Song Han
Associate Professor, Director of Senior Design Program
School of Computing, University of Connecticut
Office: ITE Building 355 Email: song dot han AT uconn dot edu
Associate Editor, ACM Transactions on Cyber-Physical Systems (TCPS)
Executive Committee Member, ACM Special Interest Group on Embedded Systems (SIGBED)
Advisory Council Member, Research Directions: Cyber-Physical Systems, Cambridge University Press
Industrial Liaison, IEEE IES Technical Committee on Cloud and Wireless Systems for Industrial Applications
General Co-Chair, the 25th International Symposium on Real-Time Distributed Computing (ISORC), 2022
Research Areas: Industrial Internet-of-Things, Cyber-Physical Systems, Wireless Powered Communication, Real-Time Data Analytics and Machine Learning.
Short Bio: Dr. Song Han received his Ph.D. in Computer Science from the University of Texas at Austin in 2012 under the supervision of Prof. Aloysius K. Mok and Prof. Simon S. Lam, and he joined the faculty at the University of Connecticut in 2013. Dr. Han is now a tenured Associate Professor and Castleman Term Professor in Engineering Innovation in the Department of Computer Science and Engineering at UConn. He is also an affiliated faculty member at the UTC IASE Center, UConn InCHIP Institute, Connecticut Transportation Institute (CTI), NIA OAIC Center, NASA RETHi Institute, and DOT TIDC Center.

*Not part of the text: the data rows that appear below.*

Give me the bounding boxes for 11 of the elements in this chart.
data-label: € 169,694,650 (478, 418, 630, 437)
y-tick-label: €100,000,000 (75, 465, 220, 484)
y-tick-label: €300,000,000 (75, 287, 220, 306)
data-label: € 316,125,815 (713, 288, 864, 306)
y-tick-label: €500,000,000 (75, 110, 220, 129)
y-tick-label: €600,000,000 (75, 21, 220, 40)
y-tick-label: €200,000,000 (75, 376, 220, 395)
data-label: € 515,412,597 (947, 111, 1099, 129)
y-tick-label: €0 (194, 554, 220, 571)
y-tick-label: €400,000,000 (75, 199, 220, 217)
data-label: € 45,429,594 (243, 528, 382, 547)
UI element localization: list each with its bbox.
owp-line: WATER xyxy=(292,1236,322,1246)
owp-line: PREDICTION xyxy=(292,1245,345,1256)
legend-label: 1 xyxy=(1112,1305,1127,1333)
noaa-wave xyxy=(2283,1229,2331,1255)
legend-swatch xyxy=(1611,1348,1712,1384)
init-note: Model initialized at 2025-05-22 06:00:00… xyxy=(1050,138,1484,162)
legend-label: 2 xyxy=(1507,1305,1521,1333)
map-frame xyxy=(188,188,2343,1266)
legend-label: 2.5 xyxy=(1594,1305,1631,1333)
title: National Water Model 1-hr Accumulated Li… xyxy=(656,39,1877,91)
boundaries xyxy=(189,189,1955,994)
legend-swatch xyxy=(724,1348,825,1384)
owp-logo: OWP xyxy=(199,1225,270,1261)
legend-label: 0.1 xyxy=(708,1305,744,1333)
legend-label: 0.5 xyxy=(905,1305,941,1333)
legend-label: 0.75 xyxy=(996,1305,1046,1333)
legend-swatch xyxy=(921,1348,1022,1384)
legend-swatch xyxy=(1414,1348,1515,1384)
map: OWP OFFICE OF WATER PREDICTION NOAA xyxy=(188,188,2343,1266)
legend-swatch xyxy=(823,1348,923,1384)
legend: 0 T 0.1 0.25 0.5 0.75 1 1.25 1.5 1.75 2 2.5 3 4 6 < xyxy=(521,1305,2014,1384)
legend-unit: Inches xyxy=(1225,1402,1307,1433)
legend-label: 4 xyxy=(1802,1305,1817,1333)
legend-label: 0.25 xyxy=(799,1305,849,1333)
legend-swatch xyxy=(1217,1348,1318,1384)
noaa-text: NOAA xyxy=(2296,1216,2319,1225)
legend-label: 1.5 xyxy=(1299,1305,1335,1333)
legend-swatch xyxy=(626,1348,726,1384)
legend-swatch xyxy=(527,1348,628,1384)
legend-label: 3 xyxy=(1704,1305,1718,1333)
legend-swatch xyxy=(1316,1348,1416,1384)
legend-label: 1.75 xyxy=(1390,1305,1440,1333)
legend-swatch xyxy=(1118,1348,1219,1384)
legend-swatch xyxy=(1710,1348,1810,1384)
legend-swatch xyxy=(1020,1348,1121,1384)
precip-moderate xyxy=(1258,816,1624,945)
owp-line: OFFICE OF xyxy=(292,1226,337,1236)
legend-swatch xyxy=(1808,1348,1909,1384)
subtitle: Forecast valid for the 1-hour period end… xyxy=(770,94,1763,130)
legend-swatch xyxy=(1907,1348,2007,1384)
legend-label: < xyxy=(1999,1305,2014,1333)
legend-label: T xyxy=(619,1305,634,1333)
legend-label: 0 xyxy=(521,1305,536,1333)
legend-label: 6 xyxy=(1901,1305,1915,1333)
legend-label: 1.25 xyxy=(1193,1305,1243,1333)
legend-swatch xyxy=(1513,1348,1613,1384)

Dr. Han received two UConn Research Excellence Awards in 2015 and 2019, respectively, and held the James C. Browne Graduate Fellowship in 2010 and the Microelectronics and Computer Development Fellowship in 2006-2009. Dr. Han has published over 180 scholarly works, including the Outstanding Paper Award in RTSS 2019, the Best Paper Award in ICII 2018, the Best Paper Award in RTSS 2013, the Best Paper Award Nomination in EMSOFT 2018 and the Best Paper Award Nomination in RTAS 2011.
Dr. Han’s research is supported by National Science Foundation (NSF), National Aeronautics and Space Administration (NASA), Air Force Research Lab (AFRL), U.S. Department of Transportation (US DOT), National Institutes of Health (NIH), Department of Energy (DOE), Emerson Automation Solutions, Texas Instruments, Microsoft Research and internal grants from UConn and UConn Health Center (UCHC).